What Rate of Return Is the Market Implying?

23 Feb

Market pundits on CNBC continue to talk about the market being overbought at these levels and mentioning the likelihood that there could be a better entry point at which to put new cash to work. I tend to agree, as I look at market volatility at a nearly 20-year low (similar to this time last year) that is due to “revert to the mean.” So the market may be overbought and participants in general complacent about market risk, but is the stock market overvalued?

It’s hard to answer that question, of course, and I don’t know for certain. Various market participants use different methods to come up with the rate at which to discount the stock market’s future growth. And all have different returns they are willing to accept for the risk they take in equities. That’s not finance theory, but it’s the way I see it. I, for one, am always in a better mood when the markets are down and thus the implied future rate of return up.
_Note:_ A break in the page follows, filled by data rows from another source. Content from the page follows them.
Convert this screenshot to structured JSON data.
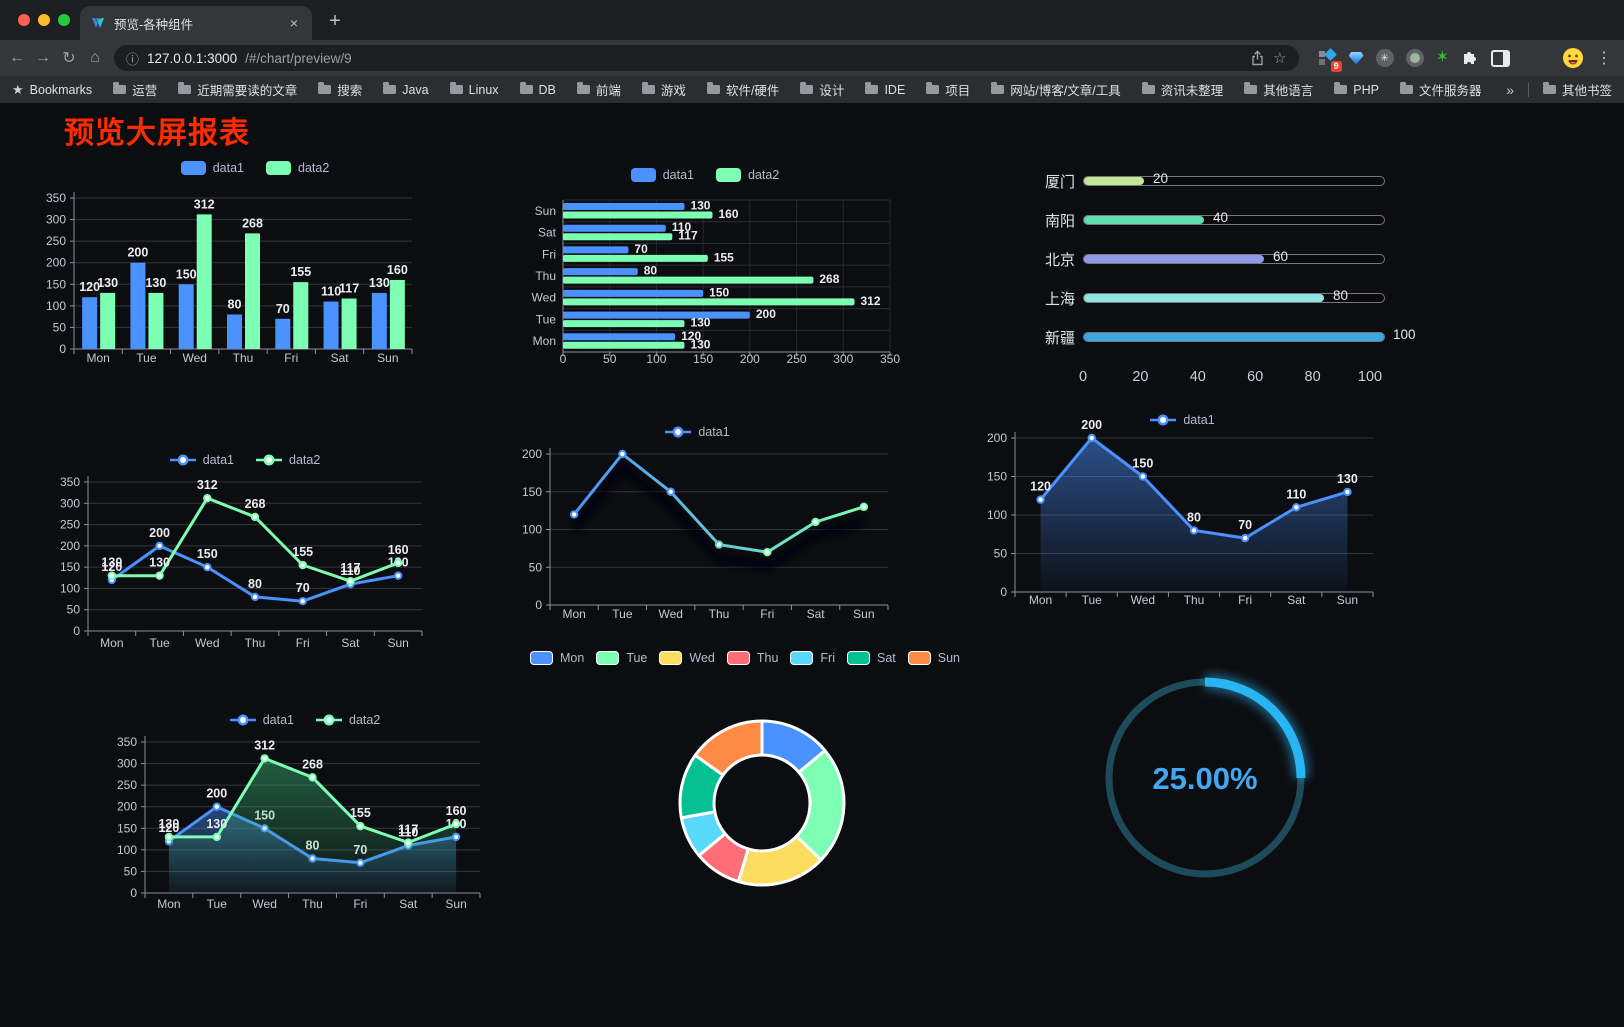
{
  "browser": {
    "tab_title": "预览-各种组件",
    "close_tab": "×",
    "new_tab": "+",
    "url_host": "127.0.0.1:3000",
    "url_path": "/#/chart/preview/9",
    "bookmarks_root": "Bookmarks",
    "bookmarks": [
      "运营",
      "近期需要读的文章",
      "搜索",
      "Java",
      "Linux",
      "DB",
      "前端",
      "游戏",
      "软件/硬件",
      "设计",
      "IDE",
      "项目",
      "网站/博客/文章/工具",
      "资讯未整理",
      "其他语言",
      "PHP",
      "文件服务器"
    ],
    "bookmarks_overflow": "»",
    "other_bookmarks": "其他书签",
    "extension_badge": "9"
  },
  "page": {
    "title": "预览大屏报表",
    "title_color": "#fe2b01"
  },
  "chart_data": [
    {
      "id": "grouped-bar",
      "type": "bar",
      "categories": [
        "Mon",
        "Tue",
        "Wed",
        "Thu",
        "Fri",
        "Sat",
        "Sun"
      ],
      "series": [
        {
          "name": "data1",
          "color": "#4992ff",
          "values": [
            120,
            200,
            150,
            80,
            70,
            110,
            130
          ]
        },
        {
          "name": "data2",
          "color": "#7cffb2",
          "values": [
            130,
            130,
            312,
            268,
            155,
            117,
            160
          ]
        }
      ],
      "ylim": [
        0,
        350
      ],
      "ytick": 50,
      "legend_position": "top",
      "grid": true,
      "value_labels": true
    },
    {
      "id": "grouped-bar-horizontal",
      "type": "bar",
      "orientation": "horizontal",
      "categories_top_to_bottom": [
        "Sun",
        "Sat",
        "Fri",
        "Thu",
        "Wed",
        "Tue",
        "Mon"
      ],
      "series": [
        {
          "name": "data1",
          "color": "#4992ff",
          "values": [
            120,
            200,
            150,
            80,
            70,
            110,
            130
          ]
        },
        {
          "name": "data2",
          "color": "#7cffb2",
          "values": [
            130,
            130,
            312,
            268,
            155,
            117,
            160
          ]
        }
      ],
      "xlim": [
        0,
        350
      ],
      "xtick": 50,
      "legend_position": "top",
      "value_labels": true
    },
    {
      "id": "capsule-progress",
      "type": "bar",
      "style": "rounded-progress",
      "categories": [
        "厦门",
        "南阳",
        "北京",
        "上海",
        "新疆"
      ],
      "values": [
        20,
        40,
        60,
        80,
        100
      ],
      "colors": [
        "#c3e794",
        "#5fdbb0",
        "#9399e8",
        "#8fe5e0",
        "#38a9e4"
      ],
      "xlim": [
        0,
        100
      ],
      "xticks": [
        0,
        20,
        40,
        60,
        80,
        100
      ]
    },
    {
      "id": "line-two-series",
      "type": "line",
      "categories": [
        "Mon",
        "Tue",
        "Wed",
        "Thu",
        "Fri",
        "Sat",
        "Sun"
      ],
      "series": [
        {
          "name": "data1",
          "color": "#4992ff",
          "values": [
            120,
            200,
            150,
            80,
            70,
            110,
            130
          ]
        },
        {
          "name": "data2",
          "color": "#7cffb2",
          "values": [
            130,
            130,
            312,
            268,
            155,
            117,
            160
          ]
        }
      ],
      "ylim": [
        0,
        350
      ],
      "ytick": 50,
      "value_labels": true
    },
    {
      "id": "line-gradient",
      "type": "line",
      "categories": [
        "Mon",
        "Tue",
        "Wed",
        "Thu",
        "Fri",
        "Sat",
        "Sun"
      ],
      "series": [
        {
          "name": "data1",
          "gradient": [
            "#4992ff",
            "#7cffb2"
          ],
          "values": [
            120,
            200,
            150,
            80,
            70,
            110,
            130
          ]
        }
      ],
      "ylim": [
        0,
        200
      ],
      "ytick": 50,
      "value_labels": false,
      "shadow": true
    },
    {
      "id": "area-single",
      "type": "area",
      "categories": [
        "Mon",
        "Tue",
        "Wed",
        "Thu",
        "Fri",
        "Sat",
        "Sun"
      ],
      "series": [
        {
          "name": "data1",
          "color": "#4992ff",
          "fill": [
            "rgba(73,146,255,0.50)",
            "rgba(73,146,255,0.03)"
          ],
          "values": [
            120,
            200,
            150,
            80,
            70,
            110,
            130
          ]
        }
      ],
      "ylim": [
        0,
        200
      ],
      "ytick": 50,
      "value_labels": true
    },
    {
      "id": "area-two-series",
      "type": "area",
      "categories": [
        "Mon",
        "Tue",
        "Wed",
        "Thu",
        "Fri",
        "Sat",
        "Sun"
      ],
      "series": [
        {
          "name": "data1",
          "color": "#4992ff",
          "fill": [
            "rgba(73,146,255,0.45)",
            "rgba(73,146,255,0.04)"
          ],
          "values": [
            120,
            200,
            150,
            80,
            70,
            110,
            130
          ]
        },
        {
          "name": "data2",
          "color": "#7cffb2",
          "fill": [
            "rgba(60,190,120,0.45)",
            "rgba(60,190,120,0.04)"
          ],
          "values": [
            130,
            130,
            312,
            268,
            155,
            117,
            160
          ]
        }
      ],
      "ylim": [
        0,
        350
      ],
      "ytick": 50,
      "value_labels": true
    },
    {
      "id": "donut",
      "type": "pie",
      "categories": [
        "Mon",
        "Tue",
        "Wed",
        "Thu",
        "Fri",
        "Sat",
        "Sun"
      ],
      "values": [
        120,
        200,
        150,
        80,
        70,
        110,
        130
      ],
      "colors": [
        "#4992ff",
        "#7cffb2",
        "#fddd60",
        "#ff6e76",
        "#58d9f9",
        "#05c091",
        "#ff8a45"
      ],
      "inner_radius_ratio": 0.58,
      "border_color": "#ffffff",
      "legend_position": "top"
    },
    {
      "id": "ring-gauge",
      "type": "gauge",
      "percent": 25,
      "label": "25.00%",
      "color": "#29b5f4",
      "track_color": "#1d4b59",
      "text_color": "#41a9f4"
    }
  ]
}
Based on current S&P 500 Index levels, I calculate the implied future return on the market to be a little under 8.0% based on a long-term trend growth rate of 6%. This tells me that indexing from this level is likely to yield below-average future returns. So is the market overvalued? Well, are you willing to accept the added risk inherent in stocks for about 3% more than a 10-year Treasury? That’s really the long-term Treasury rate plus inflation. I see that as being fairly valued to slightly overvalued.